Da tempo immemorabile si è imposto la politica di non leggere le recensioni. “Se sono belle alzi le spalle e le dimentichi in un attimo. Se sono brutte, una frase cattiva ti si può impigliare nella memoria: perché dovrei farmi questo? Ci pensa l’editore a farmi un riassunto che mi è più che sufficiente”. In un ampio coro di complimenti, tra gli antipatizzanti figura il “New Yorker”: “Si estende in maniera incontrollata, ripetitivo, a tratti splendido e altrettante volte esasperante… 4 3 2 1 non è mai davvero noioso, ma si avvicina al tedio troppo spesso”. Anche in passato non erano stati teneri, vecchie ruggini? “Mi detestano da sempre. Non ho alcuna idea del perché” ammette, scrollando le spalle.

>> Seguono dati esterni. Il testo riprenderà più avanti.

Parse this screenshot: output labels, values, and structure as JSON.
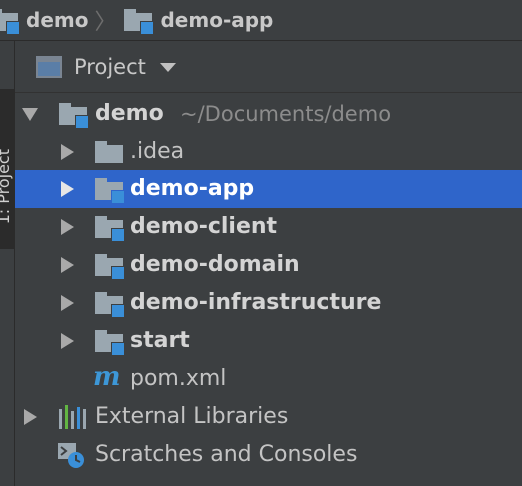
{
  "breadcrumb": {
    "items": [
      {
        "label": "demo"
      },
      {
        "label": "demo-app"
      }
    ],
    "separator": "〉"
  },
  "left_strip": {
    "label": "1: Project"
  },
  "panel": {
    "title": "Project"
  },
  "tree": {
    "root": {
      "label": "demo",
      "path": "~/Documents/demo"
    },
    "children": [
      {
        "label": ".idea"
      },
      {
        "label": "demo-app",
        "selected": true
      },
      {
        "label": "demo-client"
      },
      {
        "label": "demo-domain"
      },
      {
        "label": "demo-infrastructure"
      },
      {
        "label": "start"
      },
      {
        "label": "pom.xml"
      }
    ],
    "external_libraries": {
      "label": "External Libraries"
    },
    "scratches": {
      "label": "Scratches and Consoles"
    }
  },
  "colors": {
    "background": "#3c3f41",
    "selection": "#2f65ca",
    "module_badge": "#3a8fd8",
    "maven_icon": "#3d97d7"
  }
}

In “Uomo nel buio”, un romanzo del 2008, il protagonista immaginava una guerra civile, con New York e gli Stati della costa ovest che insieme proclamavano la secessione dal resto del Paese. Oggi, a origliare le conversazioni per le strade di Manhattan, potremmo non essere tanto lontani. Auster scuote la testa, nient’affatto contento di essere stato superato a sinistra dalla cronaca. E’ un maestro della “meccanica della realtà”, un indagatore provetto delle conseguenze del caso, termine cui però preferisce “l’inatteso, con meno riverberi filosofici. Le cose accadono senza che le abbiamo previste e bisogna far loro spazio invece di meravigliarsi”. Trump tuttavia sta mettendo a dura prova la sua capacità di accomodare l’imponderabile. Il romanzo doveva chiamarsi con il nome del protagonista, Ferguson (al capostipite della famiglia, ebreo polacco, consigliano di dichiarare all’Immigrazione un nome americano ma lui al dunque non ricorda quale fosse e riesce solo a dire, in yiddish, “Ikh hob fargessen”, “Ho dimenticato”, da cui il nuovo cognome). Poi dopo gli scontri razziali nella cittadina di Ferguson, in Missouri, è stato cambiato nel più algebrico 4 3 2 1. I tempi duri non obliterano i sogni. Anzi. Niente da dichiarare, sul fronte dei desideri? “Sì, anche se è una cosa totalmente al di fuori del mio controllo. Mi piacerebbe diventare nonno. Adoro i bambini. Mi farebbe felice”. I suoi figli hanno 30 e 40 anni. Entrambi ancora perfettamente in asse per produrre il potenziale destinatario della dedica del prossimo romanzo.